“I feel like a 6/10” sings dodie (lower-case D muy importante, apparently) in the opening lines to ‘6/10’. And same, tbh. On a side note, here’s a question for any scientists out there. How is it in some mirrors I look like a solid 7/10 but whenever I open my front camera I look like a 3? Riddle me that, please.
dodie is the cutesy stage name of Dodie Clark, a fairly big deal on YouTube, according to my lazy research. Immediately this kind of puts me off – YouTube musicians have form for being unrelentingly terrible, for some reason believing that a ukulele and an Instagram account means they should release an album – but dodie seems to be an anomaly. I’m basing this solely on one song, however, and I haven’t watched any of her YouTube videos because people who make YouTube videos for a living tend to be gross. So let’s stick to the tune, shall we.

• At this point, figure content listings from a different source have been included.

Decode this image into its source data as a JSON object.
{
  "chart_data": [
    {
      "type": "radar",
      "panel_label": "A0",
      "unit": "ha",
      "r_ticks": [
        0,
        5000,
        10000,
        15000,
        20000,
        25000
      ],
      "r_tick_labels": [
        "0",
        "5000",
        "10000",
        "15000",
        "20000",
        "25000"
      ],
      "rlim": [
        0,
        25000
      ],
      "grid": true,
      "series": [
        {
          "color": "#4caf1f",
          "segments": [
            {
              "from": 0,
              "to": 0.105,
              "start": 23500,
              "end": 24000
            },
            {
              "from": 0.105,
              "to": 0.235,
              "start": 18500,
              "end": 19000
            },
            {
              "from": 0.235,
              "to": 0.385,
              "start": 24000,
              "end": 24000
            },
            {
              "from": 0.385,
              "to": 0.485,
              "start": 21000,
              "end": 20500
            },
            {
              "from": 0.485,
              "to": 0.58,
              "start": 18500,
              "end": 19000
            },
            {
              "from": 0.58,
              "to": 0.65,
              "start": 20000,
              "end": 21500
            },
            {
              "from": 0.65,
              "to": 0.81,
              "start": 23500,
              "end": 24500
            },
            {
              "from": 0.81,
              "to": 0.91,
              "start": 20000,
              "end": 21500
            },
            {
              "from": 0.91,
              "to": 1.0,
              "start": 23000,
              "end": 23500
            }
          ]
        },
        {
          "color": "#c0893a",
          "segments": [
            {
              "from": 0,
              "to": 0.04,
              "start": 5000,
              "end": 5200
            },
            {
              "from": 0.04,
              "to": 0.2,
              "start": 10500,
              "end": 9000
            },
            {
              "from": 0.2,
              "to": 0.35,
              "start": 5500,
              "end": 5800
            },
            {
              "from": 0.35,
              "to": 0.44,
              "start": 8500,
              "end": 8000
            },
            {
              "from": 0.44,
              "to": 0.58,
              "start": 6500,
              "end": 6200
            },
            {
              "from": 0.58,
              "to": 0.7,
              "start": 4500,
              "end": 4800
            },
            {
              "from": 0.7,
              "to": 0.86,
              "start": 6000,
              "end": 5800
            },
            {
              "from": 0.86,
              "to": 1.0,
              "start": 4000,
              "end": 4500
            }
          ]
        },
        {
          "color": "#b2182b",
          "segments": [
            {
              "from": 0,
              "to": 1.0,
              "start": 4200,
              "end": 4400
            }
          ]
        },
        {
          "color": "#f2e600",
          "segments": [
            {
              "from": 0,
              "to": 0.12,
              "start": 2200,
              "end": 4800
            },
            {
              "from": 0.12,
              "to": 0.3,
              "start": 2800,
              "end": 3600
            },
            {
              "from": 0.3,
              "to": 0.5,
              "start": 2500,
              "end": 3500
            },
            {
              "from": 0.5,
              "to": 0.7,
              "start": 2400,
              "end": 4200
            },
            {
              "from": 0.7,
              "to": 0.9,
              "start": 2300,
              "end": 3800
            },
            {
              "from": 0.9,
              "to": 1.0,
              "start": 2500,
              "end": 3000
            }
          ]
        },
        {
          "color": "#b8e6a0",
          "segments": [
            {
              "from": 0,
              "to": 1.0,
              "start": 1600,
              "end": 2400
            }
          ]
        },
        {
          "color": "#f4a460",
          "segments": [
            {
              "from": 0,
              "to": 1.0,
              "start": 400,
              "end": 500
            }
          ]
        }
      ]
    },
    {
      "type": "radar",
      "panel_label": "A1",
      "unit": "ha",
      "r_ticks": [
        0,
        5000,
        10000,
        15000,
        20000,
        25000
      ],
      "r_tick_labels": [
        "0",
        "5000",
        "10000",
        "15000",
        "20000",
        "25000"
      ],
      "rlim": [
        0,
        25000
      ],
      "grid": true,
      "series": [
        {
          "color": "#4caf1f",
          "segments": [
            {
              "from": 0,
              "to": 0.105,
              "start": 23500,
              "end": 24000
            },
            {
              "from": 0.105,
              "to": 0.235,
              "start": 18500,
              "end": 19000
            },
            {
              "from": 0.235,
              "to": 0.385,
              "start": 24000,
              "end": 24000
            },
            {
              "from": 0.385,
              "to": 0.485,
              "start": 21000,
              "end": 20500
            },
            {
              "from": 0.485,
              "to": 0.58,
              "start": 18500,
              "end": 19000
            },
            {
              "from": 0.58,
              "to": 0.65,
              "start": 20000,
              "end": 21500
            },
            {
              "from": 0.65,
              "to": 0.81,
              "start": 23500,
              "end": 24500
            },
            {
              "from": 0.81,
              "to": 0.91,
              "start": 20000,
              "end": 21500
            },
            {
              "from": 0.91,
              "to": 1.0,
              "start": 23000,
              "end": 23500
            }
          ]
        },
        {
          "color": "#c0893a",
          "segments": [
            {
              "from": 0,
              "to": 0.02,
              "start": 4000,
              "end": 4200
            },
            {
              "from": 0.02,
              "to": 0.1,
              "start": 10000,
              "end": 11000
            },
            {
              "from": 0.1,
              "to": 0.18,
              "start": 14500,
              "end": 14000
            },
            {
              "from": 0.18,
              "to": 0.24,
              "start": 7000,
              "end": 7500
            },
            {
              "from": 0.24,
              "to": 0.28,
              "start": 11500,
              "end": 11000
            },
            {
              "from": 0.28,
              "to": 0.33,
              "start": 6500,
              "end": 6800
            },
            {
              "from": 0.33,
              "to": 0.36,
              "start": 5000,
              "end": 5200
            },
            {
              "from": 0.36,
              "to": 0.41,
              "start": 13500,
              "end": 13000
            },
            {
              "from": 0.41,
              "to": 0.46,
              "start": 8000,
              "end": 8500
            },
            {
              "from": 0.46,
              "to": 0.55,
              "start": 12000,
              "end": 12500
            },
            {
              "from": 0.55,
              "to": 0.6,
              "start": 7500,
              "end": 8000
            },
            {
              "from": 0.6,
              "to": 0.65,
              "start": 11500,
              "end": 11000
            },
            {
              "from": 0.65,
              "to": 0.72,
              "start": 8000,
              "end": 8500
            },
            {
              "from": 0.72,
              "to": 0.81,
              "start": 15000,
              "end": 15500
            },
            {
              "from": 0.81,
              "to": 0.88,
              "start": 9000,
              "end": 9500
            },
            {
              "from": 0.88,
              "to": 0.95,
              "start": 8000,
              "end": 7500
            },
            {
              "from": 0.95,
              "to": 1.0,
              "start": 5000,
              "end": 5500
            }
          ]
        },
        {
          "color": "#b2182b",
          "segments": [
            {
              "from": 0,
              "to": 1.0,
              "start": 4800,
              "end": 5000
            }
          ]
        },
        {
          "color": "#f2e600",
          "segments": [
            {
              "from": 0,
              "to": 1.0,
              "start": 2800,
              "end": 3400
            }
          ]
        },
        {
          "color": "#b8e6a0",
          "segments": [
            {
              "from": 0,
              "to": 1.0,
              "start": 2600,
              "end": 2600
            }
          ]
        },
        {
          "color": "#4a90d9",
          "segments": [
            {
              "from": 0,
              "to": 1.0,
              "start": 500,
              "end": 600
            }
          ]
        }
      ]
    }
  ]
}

‘6/10’ kind of screams ‘first world white girl problems’, but that isn’t really a criticism. Music has to tackle the minutiae as well as the grave. For every PJ Harvey harping on about war crimes and colonialism we need a dodie who’ll tell us that being sort of average looking is the worst thing in the world. For what it’s worth, though – and I know this isn’t the point but hear me out – having seen photos of dodie, she’s obviously a bit more than a 6/10 which does make the song a bit annoying. It’s like when Jennifer Lawrence bangs on about eating pizza and being a slob as though she’s not a skinny, beautiful Hollywood star.
That said, there is something fantastic about the line “Is there pity for the plain girl?” It’s so wallowing and unaware that it’s kind of genius. Because let’s face it, sometimes being plain really does feel like the worst thing in the world. Even though you know it shouldn’t, it just does. And that’s what’s good about this song. It embraces that self-pitying feeling and vocalises it over plinky piano and mournful strings. “I know that you don’t want me here,” dodie chants in an anxiety-inducing mantra before the song dissipates in an echoey hum of hushed vocals and piano.
‘6/10’ could only have been made by a white Youtuber (just saying that word makes my tongue feel fuzzy), but don’t let that ruin it. As an ode to feelings of insufficiency in a society that priorities perfection and a Millennial take on modern vanity, it’s pretty spot-on.